When Facebook broke out of colleges, I signed up on the first day. Said Millennials were already there, including many who graduated but were able to keep their .edu emails for some period of time. College friends came on over the next year or two. And keep in mind that, at the time, Facebook was a desktop computer affair. When you posted photos, you would often post a ton of them dumped from your digital camera that was not your phone. (Some folks really didn't understand how to edit out the dupes and blurries.) It was fun, maybe even a little addictive, to see what your entire life of acquaintances were up to. I know that a lot of people would do life comparisons, but maybe because I had been doing forums and blogging prior, I knew that whatever you would see online was a subset of a person's life, filtered.

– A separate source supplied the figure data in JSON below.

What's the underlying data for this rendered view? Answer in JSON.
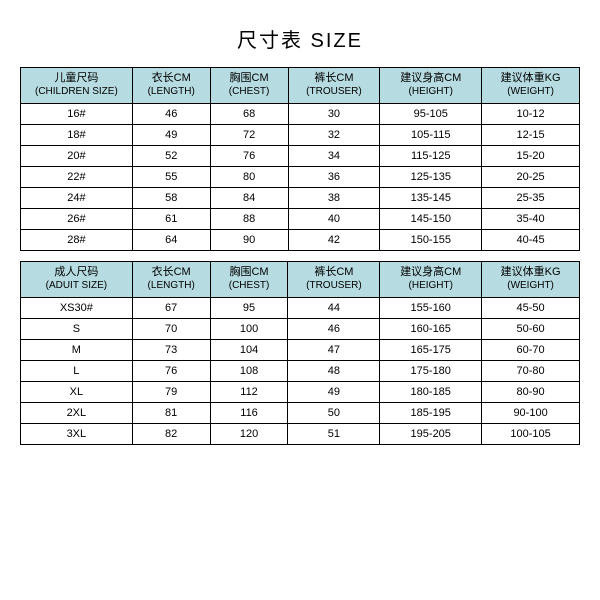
{
  "title": "尺寸表 SIZE",
  "header_bg": "#b6dbe1",
  "children": {
    "columns": [
      {
        "cn": "儿童尺码",
        "en": "(CHILDREN SIZE)"
      },
      {
        "cn": "衣长CM",
        "en": "(LENGTH)"
      },
      {
        "cn": "胸围CM",
        "en": "(CHEST)"
      },
      {
        "cn": "裤长CM",
        "en": "(TROUSER)"
      },
      {
        "cn": "建议身高CM",
        "en": "(HEIGHT)"
      },
      {
        "cn": "建议体重KG",
        "en": "(WEIGHT)"
      }
    ],
    "rows": [
      [
        "16#",
        "46",
        "68",
        "30",
        "95-105",
        "10-12"
      ],
      [
        "18#",
        "49",
        "72",
        "32",
        "105-115",
        "12-15"
      ],
      [
        "20#",
        "52",
        "76",
        "34",
        "115-125",
        "15-20"
      ],
      [
        "22#",
        "55",
        "80",
        "36",
        "125-135",
        "20-25"
      ],
      [
        "24#",
        "58",
        "84",
        "38",
        "135-145",
        "25-35"
      ],
      [
        "26#",
        "61",
        "88",
        "40",
        "145-150",
        "35-40"
      ],
      [
        "28#",
        "64",
        "90",
        "42",
        "150-155",
        "40-45"
      ]
    ]
  },
  "adult": {
    "columns": [
      {
        "cn": "成人尺码",
        "en": "(ADUIT SIZE)"
      },
      {
        "cn": "衣长CM",
        "en": "(LENGTH)"
      },
      {
        "cn": "胸围CM",
        "en": "(CHEST)"
      },
      {
        "cn": "裤长CM",
        "en": "(TROUSER)"
      },
      {
        "cn": "建议身高CM",
        "en": "(HEIGHT)"
      },
      {
        "cn": "建议体重KG",
        "en": "(WEIGHT)"
      }
    ],
    "rows": [
      [
        "XS30#",
        "67",
        "95",
        "44",
        "155-160",
        "45-50"
      ],
      [
        "S",
        "70",
        "100",
        "46",
        "160-165",
        "50-60"
      ],
      [
        "M",
        "73",
        "104",
        "47",
        "165-175",
        "60-70"
      ],
      [
        "L",
        "76",
        "108",
        "48",
        "175-180",
        "70-80"
      ],
      [
        "XL",
        "79",
        "112",
        "49",
        "180-185",
        "80-90"
      ],
      [
        "2XL",
        "81",
        "116",
        "50",
        "185-195",
        "90-100"
      ],
      [
        "3XL",
        "82",
        "120",
        "51",
        "195-205",
        "100-105"
      ]
    ]
  }
}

The point though was that what you did, your interaction and experience, it was social. It was just people you know posting photos of their food, from their vacations, and strangely (at the time) their kids. Compare that to today. It's hard to find what your friends are doing, and you're bombarded with ads, videos of completely meaningless and ephemeral crap, brands, celebrities and possibly politicians. People try to make being an "influencer" a thing, and everyone is a "creator" that makes disposable time wasters. Even if you can find the "recent" button, there isn't much to see from your friends because most of them have left. I'll admit, Facebook for me at this point is something I rarely read, I just post to it knowing that I'll be able to see the memories in later years. And that's just until I can figure out a solid way to pull it all out and keep it elsewhere.
Building a social network the way Facebook used to be would not be difficult. There are two huge problems though. First, you need the people you know to be there. Second, you need to pay for the infrastructure, because it's not free. Those are two pretty big hurdles to clear. To be social.